As for the rest, I think that we agree. The point of the annotations is to only serialize the stuff that makes up the plausible, stable, sort of attributes that you would support in a parser syntax. (though I suppose someone might want to SolrCloudify some really expert complexity), and the selective annotation avoids the rest.

So I'm going to sketch something out and we'll all see what it looks like.

asfimport commented 12 years ago

Robert Muir (@rmuir) (migrated from JIRA)

Yeah a sketch (maybe just Term and Boolean or something ?) would be cool, maybe my paranoia is unjustified... then we could see what it actually would need to look like and think about the backwards-compatibility/API costs etc would be.

asfimport commented 12 years ago

Benson Margulies (@bimargulies-google) (migrated from JIRA)

Add accessor to BooleanQuery.java to allow serializing 'disable-coord'.

asfimport commented 12 years ago

Robert Muir (@rmuir) (migrated from JIRA)

My only comment on that: it would help perpetuate this inverted 'disable/omit' stuff that i just cant stand. I really wish BQ had 'enableCoord' in the ctor with true as the default: of course a horrible thing to try to fix but we were able to fix this for omitTF etc so I'm not yet losing hope. :)

asfimport commented 12 years ago

Benson Margulies (@bimargulies-google) (migrated from JIRA)

git://github.com/bimargulies/lucene-json-qp.git

Rob, here you will find the promised look at how this works. No QP yet, that's the easy part.

Apologies for the Maven project, but that's what I do quickly.

No patches to core required at all yet. if you run the unit test, you will see what the json looks like. Concise, no surprise, it's not.

asfimport commented 12 years ago

Robert Muir (@rmuir) (migrated from JIRA)

The query integration at a glance looks very non-invasive from my perspective!

I think we should pursue this? We might run into some tricky parts but we could have this component as a separate pluggable module with probably minimal changes to the core Query apis right?

asfimport commented 12 years ago

Benson Margulies (@bimargulies-google) (migrated from JIRA)

Right. The tiny patch is an example of the sort of change, and I think it's always good to have 'getters'.

In fact, I don't even need that patch for the code to work, but i thought it was a good idea.

I'll continue to set this up. Let me know when/how/if you want it shaped to go into the tree somewhere.

asfimport commented 12 years ago

Robert Muir (@rmuir) (migrated from JIRA)

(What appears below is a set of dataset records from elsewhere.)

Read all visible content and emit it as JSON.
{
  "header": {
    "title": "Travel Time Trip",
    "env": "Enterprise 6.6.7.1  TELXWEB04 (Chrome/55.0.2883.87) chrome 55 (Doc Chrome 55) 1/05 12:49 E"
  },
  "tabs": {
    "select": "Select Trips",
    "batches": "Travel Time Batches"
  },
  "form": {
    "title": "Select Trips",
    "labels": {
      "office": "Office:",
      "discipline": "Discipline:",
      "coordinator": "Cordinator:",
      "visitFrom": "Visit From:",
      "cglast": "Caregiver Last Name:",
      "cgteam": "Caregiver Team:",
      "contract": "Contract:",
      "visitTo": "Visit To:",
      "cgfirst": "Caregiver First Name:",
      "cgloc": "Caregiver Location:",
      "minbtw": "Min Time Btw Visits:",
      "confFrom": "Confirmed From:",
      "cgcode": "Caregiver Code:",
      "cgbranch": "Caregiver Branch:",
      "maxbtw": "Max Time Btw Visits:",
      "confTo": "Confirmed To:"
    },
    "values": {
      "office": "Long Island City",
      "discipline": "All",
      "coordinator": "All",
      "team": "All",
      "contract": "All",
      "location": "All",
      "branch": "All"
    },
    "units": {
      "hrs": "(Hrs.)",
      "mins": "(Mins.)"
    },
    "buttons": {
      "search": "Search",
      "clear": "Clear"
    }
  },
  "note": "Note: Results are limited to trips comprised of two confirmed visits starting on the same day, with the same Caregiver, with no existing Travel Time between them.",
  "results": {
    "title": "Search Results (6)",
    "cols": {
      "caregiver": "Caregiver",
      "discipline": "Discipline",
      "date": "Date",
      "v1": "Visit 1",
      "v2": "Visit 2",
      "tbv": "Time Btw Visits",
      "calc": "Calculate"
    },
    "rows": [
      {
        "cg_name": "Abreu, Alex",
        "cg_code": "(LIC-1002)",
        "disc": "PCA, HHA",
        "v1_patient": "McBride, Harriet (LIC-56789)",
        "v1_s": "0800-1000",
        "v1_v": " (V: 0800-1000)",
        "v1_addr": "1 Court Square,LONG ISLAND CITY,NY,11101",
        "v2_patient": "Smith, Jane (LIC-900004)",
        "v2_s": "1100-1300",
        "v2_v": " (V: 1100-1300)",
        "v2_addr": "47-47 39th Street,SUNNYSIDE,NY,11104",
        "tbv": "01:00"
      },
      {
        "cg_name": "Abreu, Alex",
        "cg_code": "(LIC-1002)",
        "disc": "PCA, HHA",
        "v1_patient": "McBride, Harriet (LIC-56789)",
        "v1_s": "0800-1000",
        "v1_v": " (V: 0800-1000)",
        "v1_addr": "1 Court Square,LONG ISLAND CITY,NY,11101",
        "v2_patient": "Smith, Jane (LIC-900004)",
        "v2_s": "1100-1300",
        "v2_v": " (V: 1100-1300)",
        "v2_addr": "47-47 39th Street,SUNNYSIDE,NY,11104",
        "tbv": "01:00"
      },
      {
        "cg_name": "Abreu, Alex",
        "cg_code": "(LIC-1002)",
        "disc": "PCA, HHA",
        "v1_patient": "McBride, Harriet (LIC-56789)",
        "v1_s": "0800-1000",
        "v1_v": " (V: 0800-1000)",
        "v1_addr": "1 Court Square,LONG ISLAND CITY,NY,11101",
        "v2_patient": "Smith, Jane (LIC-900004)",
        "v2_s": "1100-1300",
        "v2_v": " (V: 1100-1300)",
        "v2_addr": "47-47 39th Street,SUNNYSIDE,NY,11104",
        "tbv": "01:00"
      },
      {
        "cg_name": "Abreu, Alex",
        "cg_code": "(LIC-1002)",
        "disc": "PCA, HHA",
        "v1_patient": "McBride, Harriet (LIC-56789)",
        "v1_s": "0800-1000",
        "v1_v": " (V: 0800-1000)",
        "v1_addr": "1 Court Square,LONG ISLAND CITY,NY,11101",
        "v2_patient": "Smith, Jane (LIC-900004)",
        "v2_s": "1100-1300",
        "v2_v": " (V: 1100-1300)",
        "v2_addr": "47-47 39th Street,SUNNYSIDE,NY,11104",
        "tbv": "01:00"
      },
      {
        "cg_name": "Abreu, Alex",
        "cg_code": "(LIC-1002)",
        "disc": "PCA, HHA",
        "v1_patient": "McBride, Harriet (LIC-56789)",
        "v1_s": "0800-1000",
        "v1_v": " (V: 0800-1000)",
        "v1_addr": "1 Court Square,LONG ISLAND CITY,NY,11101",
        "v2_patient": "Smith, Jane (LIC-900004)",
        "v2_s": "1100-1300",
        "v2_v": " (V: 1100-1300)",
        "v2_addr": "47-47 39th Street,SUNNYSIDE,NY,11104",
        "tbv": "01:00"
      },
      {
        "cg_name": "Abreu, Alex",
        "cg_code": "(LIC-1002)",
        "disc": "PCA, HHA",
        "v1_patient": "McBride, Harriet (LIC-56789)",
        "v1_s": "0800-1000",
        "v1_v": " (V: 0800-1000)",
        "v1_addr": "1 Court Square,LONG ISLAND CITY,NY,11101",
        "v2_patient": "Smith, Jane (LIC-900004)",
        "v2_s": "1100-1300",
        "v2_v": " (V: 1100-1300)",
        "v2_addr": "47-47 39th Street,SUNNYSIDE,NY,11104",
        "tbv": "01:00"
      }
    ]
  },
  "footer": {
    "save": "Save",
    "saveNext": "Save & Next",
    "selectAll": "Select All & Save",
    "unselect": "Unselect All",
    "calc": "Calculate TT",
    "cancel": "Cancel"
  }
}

I think if it works for you, just iterate in your github and ping the issue when you make progress? Otherwise we worry too much about where/how the code sits when that isn't really so important at this stage.

As far as final integration, I think there are a number of ways to do it but its really unrelated to making progress here. One suggestion might be to split queryparser/ module like analyzers/ so we have:

This could probably make things less confusing, as currently queryparser/ is a mix of different frameworks with different dependencies (e.g. xml depends on queries/ and sandbox/, but the others dont, and json will depend on jackson and maybe other stuff, etc, etc).

And then finally, probably a followup issue to do solr integration (i'm more fuzzy on that).

asfimport commented 5 years ago

Michael Sokolov (@msokolov) (migrated from JIRA)

I want to hijack this issue to be about maing Query serializable by any means necessary. The idea of using Jackson seemed like it could be problematic since it tends to expose implementation details (constructor signatures, eg), but the idea of query serialization is powerful, and we should have it in our bag of tricks. A whole class of optimizations stems from analysis of query logs, and in order to treat queries as data we need a persistent form for them (not just in-memory java Query objects).

It seems like we have a good angle of attack since #4114 landed, adding a QueryVisitor. My thought is that each query parser could potentially come with a serializer that serializes queries into its language, since not every parser can represent every query type. Or maybe XML query parser is truly general and handles everything thus there is no need for any other flavor? I'm not sure though I seem to recall it has some gaps as well.

I worked up a POC that serializes combinations of Boolean and TermQuery into a form that is parseable by classic query parser, and I think it can be extended pretty easily to cover most query types. I have a question here: to get it to work it seemed as if I needed to make BooleanQuery.visit call getSubVisitor for every clause (rather than once for each occur-value). This broke a single test though in TestQueryVisitor that asserts something about the sequence of these calls, and I'm not sure if that assertion is an invariant of the QueryVisitor contract, or whether it is simply a byproduct of the implementation. @romseygeek can you shed some light? I can post a WIP PR if that would help clarify.

asfimport commented 5 years ago

Adrien Grand (@jpountz) (migrated from JIRA)

My thought is that each query parser could potentially come with a serializer that serializes queries into its language, since not every parser can represent every query type

FYI it's not only about the query types that a parser supports. For instead the classic query parsers creates synonym queries for terms that occur at the same position, but it doesn't have a way to create a synonym query explicitly from 2 or more terms.

I agree that serialization of queries is important, but in my opinion it makes things simpler to add serialization support to another, simpler, query layer that would sit on top of Lucene and that only translates into Lucene queries for the purpose of query execution. This layer doesn't have to care of the details regarding how scores are merged across fields (dismax vs. bool vs. BM25FQuery), whether any query terms included synonyms, how the field was indexed (range query on points or terms don't translate to the same Lucene query), whether some queries were introduced that only affect execution paths but not matched results (IndexOrDocValueQuery), etc.